I can't help you much with the breastfeeding thing, since I'm not there yet :) But, I have a friend who has a little girl who will be 2 June 1st and she is in the 5 percentile on weight...so Josie isn't bad at all! My friends daughter is almost 2 and only weighs 23 pounds. She's so tiny and sometimes I think she's not healthy at all (which actually I know she isn't because they don't feed her anything healthy). Anyway, just wanted to let you know, Josie isn't bad at all! She will be just fine so don't worry about it! :)

Heather said...

My best friend goes through the same thing with feeling like her daughter is too tiny. She's just a very petite one year old. Not chubby like a lot of other babies her age. I'm sure Josie is doing fine!

Mrs. Taco said...

Mackenna is in the 25-50% percentile for her weight too. In two or three weeks, she only gained half an ounce. The nurse asked me if she was still eating and I told her that we try to feed her, she just doesn't always want to eat. Her size worries me sometimes too. But right now, I got all these new clothes recently that are 3-6 months and I want her to be able to wear them at least once! LOL :o) Maybe she will just be one of those lucky ones that will be petite her whole life! :p

Anonymous said...

I'm sorry to hear about your breastfeeding woes :( It seems to be going around.
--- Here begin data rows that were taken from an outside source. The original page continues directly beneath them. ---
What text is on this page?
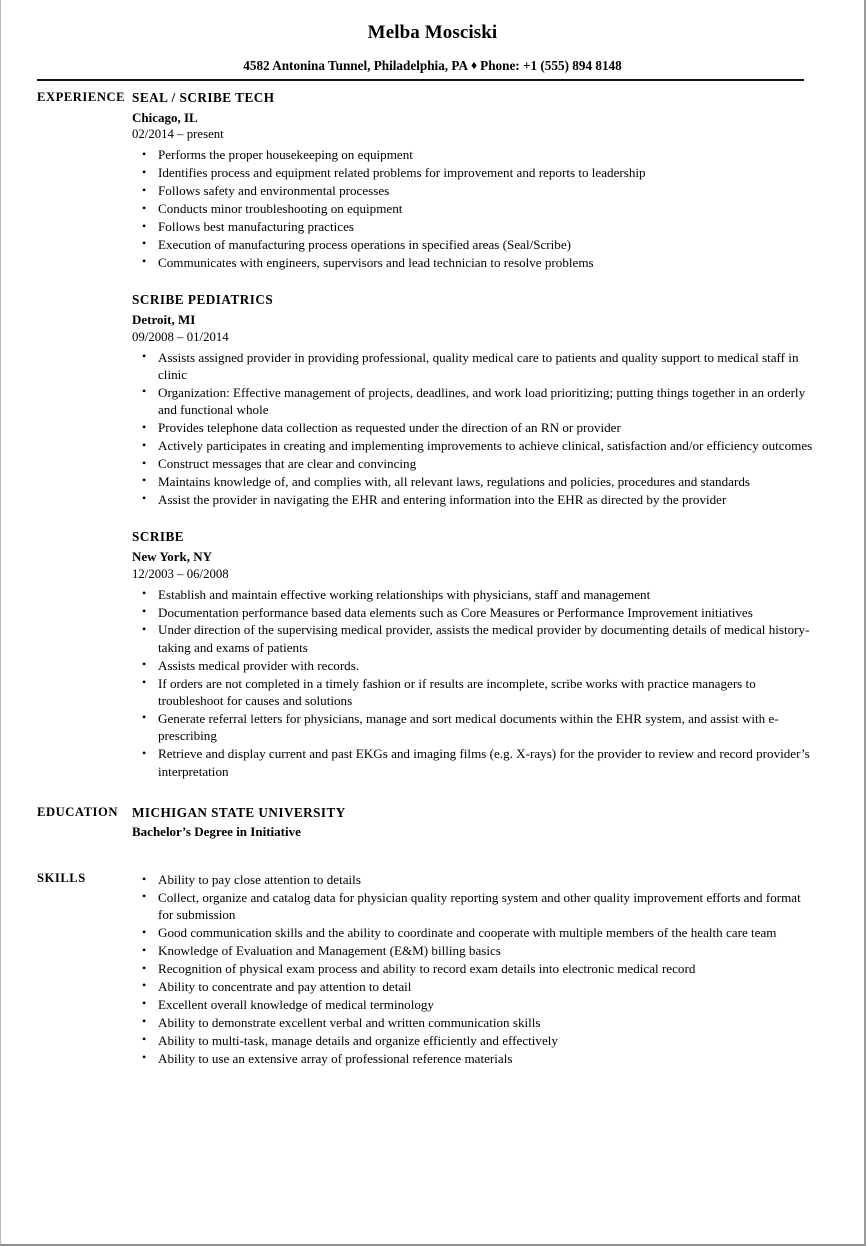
Melba Mosciski
4582 Antonina Tunnel, Philadelphia, PA ♦ Phone: +1 (555) 894 8148
EXPERIENCE SEAL / SCRIBE TECH
Chicago, IL
02/2014 – present
• Performs the proper housekeeping on equipment
• Identifies process and equipment related problems for improvement and reports to leadership
• Follows safety and environmental processes
• Conducts minor troubleshooting on equipment
• Follows best manufacturing practices
• Execution of manufacturing process operations in specified areas (Seal/Scribe)
• Communicates with engineers, supervisors and lead technician to resolve problems
SCRIBE PEDIATRICS
Detroit, MI
09/2008 – 01/2014
• Assists assigned provider in providing professional, quality medical care to patients and quality support to medical staff in clinic
• Organization: Effective management of projects, deadlines, and work load prioritizing; putting things together in an orderly and functional whole
• Provides telephone data collection as requested under the direction of an RN or provider
• Actively participates in creating and implementing improvements to achieve clinical, satisfaction and/or efficiency outcomes
• Construct messages that are clear and convincing
• Maintains knowledge of, and complies with, all relevant laws, regulations and policies, procedures and standards
• Assist the provider in navigating the EHR and entering information into the EHR as directed by the provider
SCRIBE
New York, NY
12/2003 – 06/2008
• Establish and maintain effective working relationships with physicians, staff and management
• Documentation performance based data elements such as Core Measures or Performance Improvement initiatives
• Under direction of the supervising medical provider, assists the medical provider by documenting details of medical history-taking and exams of patients
• Assists medical provider with records.
• If orders are not completed in a timely fashion or if results are incomplete, scribe works with practice managers to troubleshoot for causes and solutions
• Generate referral letters for physicians, manage and sort medical documents within the EHR system, and assist with e-prescribing
• Retrieve and display current and past EKGs and imaging films (e.g. X-rays) for the provider to review and record provider’s interpretation
EDUCATION	MICHIGAN STATE UNIVERSITY
Bachelor’s Degree in Initiative
SKILLS	• Ability to pay close attention to details
• Collect, organize and catalog data for physician quality reporting system and other quality improvement efforts and format for submission
• Good communication skills and the ability to coordinate and cooperate with multiple members of the health care team
• Knowledge of Evaluation and Management (E&M) billing basics
• Recognition of physical exam process and ability to record exam details into electronic medical record
• Ability to concentrate and pay attention to detail
• Excellent overall knowledge of medical terminology
• Ability to demonstrate excellent verbal and written communication skills
• Ability to multi-task, manage details and organize efficiently and effectively
• Ability to use an extensive array of professional reference materials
Timmy is definitely getting what he needs (was between the 75-90th percentile on weight) but it's still an exercise in frustration anyway. I keep eyeballing those formula sample cans I got from the hospital and, yeah, they are ever so tempting sometimes! Anyway, I am sure Miss J is doing just fine healthwise, even if you are feeling some concerns about her size. I know you will make whatever the best decision is for you and her.

Anonymous said...

Hey, sorry I've been MIA- Lila is a busy babe now w/her crawling & learning to walk & everything! I'm sorry to hear you are done with the breastfeeding. I know it must be hard since going back to work, but you know what is best for you & your baby & if nursing isn't working anymore than you need to stop! ((hugs)) I know it was probably a tough decision but if you are happier than it was the right one :) Let me finish catching up on your blog here while Lila is playing happily :) TTYL!